Günümüzde evde evcil hayvan beslemek, sadece bir hobi ya da heves olmaktan çıktı. Birçok insan için sadık bir dost, ailenin bir üyesi haline geldi. Özellikle pandemi süreciyle birlikte yalnızlık hissi artınca, hayvan sahiplenme oranları da yükseldi. Ancak bu noktada üzerinde durulması gereken önemli bir fark var: satın almak mı, sahiplenmek mi?
Pet shop vitrinlerinde cam arkasında sergilenen yavru köpekler, kediler veya egzotik hayvanlar bize sevimli gelebilir. Ama o camların ardında genellikle kötü koşullarda üretilmiş, ticari kaygılarla çoğaltılmış canlılar vardır. Bu hayvanlar çoğu zaman sağlık kontrollerinden geçmez, anneleri sürekli doğuma zorlanır ve yaşam kaliteleri göz ardı edilir. Oysa sokakta, barınakta hayat mücadelesi veren binlerce sahipsiz hayvan var. Tek farkları, bir vitrin arkasında olmamaları.
Sokaktan ya da barınaktan sahiplenilen hayvanlar, çoğu zaman minnettarlıkla dolu olur. Onlara sıcak bir yuva sunduğunuzda, kısa sürede hayatınızın ne kadar değiştiğini fark edersiniz. Bir hayvana ikinci bir şans vermek, sadece onun değil, sizin de ruhunuzu iyileştirir. Barınaktan sahiplenmek, hem bir canı kurtarmak hem de aşırı üretimi teşvik eden sistemin bir parçası olmamak anlamına gelir.
Elbette evde hayvan beslemek sorumluluk ister.

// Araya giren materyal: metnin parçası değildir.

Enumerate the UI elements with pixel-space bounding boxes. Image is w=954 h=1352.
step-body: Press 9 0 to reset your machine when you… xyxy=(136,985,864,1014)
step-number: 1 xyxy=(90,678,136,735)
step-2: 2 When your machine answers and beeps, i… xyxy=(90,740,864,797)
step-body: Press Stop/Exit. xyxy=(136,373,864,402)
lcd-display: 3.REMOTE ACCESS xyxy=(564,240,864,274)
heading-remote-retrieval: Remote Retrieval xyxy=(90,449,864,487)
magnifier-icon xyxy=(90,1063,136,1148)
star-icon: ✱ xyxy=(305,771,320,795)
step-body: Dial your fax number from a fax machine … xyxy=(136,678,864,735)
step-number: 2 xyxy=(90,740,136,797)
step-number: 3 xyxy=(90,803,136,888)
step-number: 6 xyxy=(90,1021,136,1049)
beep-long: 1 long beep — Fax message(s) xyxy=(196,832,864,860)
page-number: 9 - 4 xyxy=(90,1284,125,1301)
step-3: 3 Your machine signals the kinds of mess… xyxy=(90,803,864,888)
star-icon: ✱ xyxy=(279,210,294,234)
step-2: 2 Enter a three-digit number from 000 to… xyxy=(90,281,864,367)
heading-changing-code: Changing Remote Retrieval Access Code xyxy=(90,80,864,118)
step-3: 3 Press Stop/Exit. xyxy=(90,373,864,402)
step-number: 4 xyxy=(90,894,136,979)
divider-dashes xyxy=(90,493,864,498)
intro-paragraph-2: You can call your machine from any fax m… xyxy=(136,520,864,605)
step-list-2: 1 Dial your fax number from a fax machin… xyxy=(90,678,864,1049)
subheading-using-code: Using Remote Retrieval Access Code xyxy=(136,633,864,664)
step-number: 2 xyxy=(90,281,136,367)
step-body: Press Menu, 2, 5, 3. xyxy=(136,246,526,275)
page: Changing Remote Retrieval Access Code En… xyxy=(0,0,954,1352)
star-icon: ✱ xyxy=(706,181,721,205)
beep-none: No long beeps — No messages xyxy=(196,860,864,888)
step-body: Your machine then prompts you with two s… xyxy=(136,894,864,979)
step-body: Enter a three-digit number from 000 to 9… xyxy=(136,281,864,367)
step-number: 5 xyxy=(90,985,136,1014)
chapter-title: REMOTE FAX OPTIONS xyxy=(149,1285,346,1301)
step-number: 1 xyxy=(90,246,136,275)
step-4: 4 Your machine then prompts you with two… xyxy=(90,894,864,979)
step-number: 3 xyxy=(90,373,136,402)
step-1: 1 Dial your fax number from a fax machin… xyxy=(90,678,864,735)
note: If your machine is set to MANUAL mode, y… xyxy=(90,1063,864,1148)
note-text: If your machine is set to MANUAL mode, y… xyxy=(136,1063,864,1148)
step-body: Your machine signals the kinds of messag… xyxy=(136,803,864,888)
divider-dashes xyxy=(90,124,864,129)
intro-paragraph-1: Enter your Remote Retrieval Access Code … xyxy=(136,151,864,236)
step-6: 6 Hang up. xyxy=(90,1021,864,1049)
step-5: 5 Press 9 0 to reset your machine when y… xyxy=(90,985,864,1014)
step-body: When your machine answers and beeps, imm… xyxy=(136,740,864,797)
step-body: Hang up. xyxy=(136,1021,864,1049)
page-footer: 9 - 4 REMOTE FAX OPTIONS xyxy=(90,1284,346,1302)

Onların da duyguları, ihtiyaçları, hastalıkları vardır. Ancak karşılığında alacağınız sevgi, bağlılık ve sadakat her şeye değer. Çocuklarınızın empati kurma becerilerini geliştirmek, yaşlıların yalnızlığını azaltmak, hayatınıza neşe katmak için bir hayvan sahiplenmeyi düşünün. Ama lütfen satın almayın.
Unutmayalım: Bir hayvanı satın alarak değil, sahiplenerek gerçek bir fark yaratabiliriz. Sevgiyle yaklaşan bir el, bir tas su, bir kap mama ve en önemlisi güvenli bir yuva... Belki de onların tek ihtiyacı bu. Ve bizim de en çok ihtiyaç duyduğumuz şey, içten bir dostluk.